So she had done, she thought, with all the treachery; and meanness,
and numberless desires that had tortured her. She hated no one now; a
twilight dimness was settling upon her thoughts, and, of all earthly
noises, Emma heard none but the intermittent lamentations of this poor
heart, sweet and indistinct like the echo of a symphony dying away.
"Bring me the child," she said, raising herself on her elbow.

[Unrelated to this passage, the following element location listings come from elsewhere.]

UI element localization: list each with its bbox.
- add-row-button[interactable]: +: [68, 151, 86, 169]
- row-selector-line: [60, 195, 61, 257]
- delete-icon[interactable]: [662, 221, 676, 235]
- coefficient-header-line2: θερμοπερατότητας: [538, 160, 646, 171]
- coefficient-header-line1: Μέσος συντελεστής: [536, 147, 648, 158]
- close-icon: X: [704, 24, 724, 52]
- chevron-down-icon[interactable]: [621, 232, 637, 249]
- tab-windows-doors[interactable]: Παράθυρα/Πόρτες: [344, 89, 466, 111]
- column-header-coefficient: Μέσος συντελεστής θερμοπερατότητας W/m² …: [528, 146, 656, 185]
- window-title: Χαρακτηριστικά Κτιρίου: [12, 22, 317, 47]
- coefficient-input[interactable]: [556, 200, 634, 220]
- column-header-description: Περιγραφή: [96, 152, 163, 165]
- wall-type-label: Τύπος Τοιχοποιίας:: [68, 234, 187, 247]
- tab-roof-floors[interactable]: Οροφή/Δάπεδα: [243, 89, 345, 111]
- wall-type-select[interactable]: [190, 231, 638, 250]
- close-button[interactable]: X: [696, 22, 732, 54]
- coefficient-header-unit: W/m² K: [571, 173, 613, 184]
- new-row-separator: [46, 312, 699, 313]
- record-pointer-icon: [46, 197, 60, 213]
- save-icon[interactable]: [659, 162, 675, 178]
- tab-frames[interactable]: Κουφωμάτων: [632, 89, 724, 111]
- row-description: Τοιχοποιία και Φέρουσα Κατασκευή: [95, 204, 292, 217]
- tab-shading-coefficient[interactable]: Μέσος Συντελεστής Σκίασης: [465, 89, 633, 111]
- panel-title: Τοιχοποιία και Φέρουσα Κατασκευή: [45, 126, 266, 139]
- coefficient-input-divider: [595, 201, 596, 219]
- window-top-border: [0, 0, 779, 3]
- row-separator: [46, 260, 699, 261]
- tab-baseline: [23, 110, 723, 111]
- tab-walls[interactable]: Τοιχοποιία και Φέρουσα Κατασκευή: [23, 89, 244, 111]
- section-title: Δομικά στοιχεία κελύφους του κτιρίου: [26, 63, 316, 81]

"You are not worse, are you?" asked Charles.
"No, no!"
The child, serious, and still half-asleep, was carried in on the
servant's arm in her long white nightgown, from which her bare
feet peeped out. She looked wonderingly at the disordered room, and
half-closed her eyes, dazzled by the candles burning on the table. They
reminded her, no doubt, of the morning of New Year's day and Mid-Lent,
when thus awakened early by candle-light she came to her mother's bed to
fetch her presents, for she began saying-"But where is it, mamma?" And as everybody was silent, "But I can't see
my little stocking."
Felicite held her over the bed while she still kept looking towards the
mantelpiece.
"Has nurse taken it?" she asked.
And at this name, that carried her back to the memory of her adulteries
and her calamities, Madame Bovary turned away her head, as at the
loathing of another bitterer poison that rose to her mouth. But Berthe
remained perched on the bed.
"Oh, how big your eyes are, mamma! How pale you are! how hot you are!"
Her mother looked at her. "I am frightened!" cried the child, recoiling.
Emma took her hand to kiss it; the child struggled.
"That will do. Take her away," cried Charles, who was sobbing in the
alcove.
Then the symptoms ceased for a moment; she seemed less agitated; and at
every insignificant word, at every respiration a little more easy, he
regained hope. At last, when Canivet came in, he threw himself into his
arms.
"Ah! it is you. Thanks! You are good! But she is better. See! look at
her."
His colleague was by no means of this opinion, and, as he said of
himself, "never beating about the bush," he prescribed, an emetic in
order to empty the stomach completely.
She soon began vomiting blood. Her lips became drawn. Her limbs were
convulsed, her whole body covered with brown spots, and her pulse
slipped beneath the fingers like a stretched thread, like a harp-string
nearly breaking.
After this she began to scream horribly. She cursed the poison, railed
at it, and implored it to be quick, and thrust away with her stiffened
arms everything that Charles, in more agony than herself, tried to make
her drink. He stood up, his handkerchief to his lips, with a rattling
sound in his throat, weeping, and choked by sobs that shook his whole
body. Felicite was running hither and thither in the room. Homais,
motionless, uttered great sighs; and Monsieur Canivet, always retaining
his self-command, nevertheless began to feel uneasy.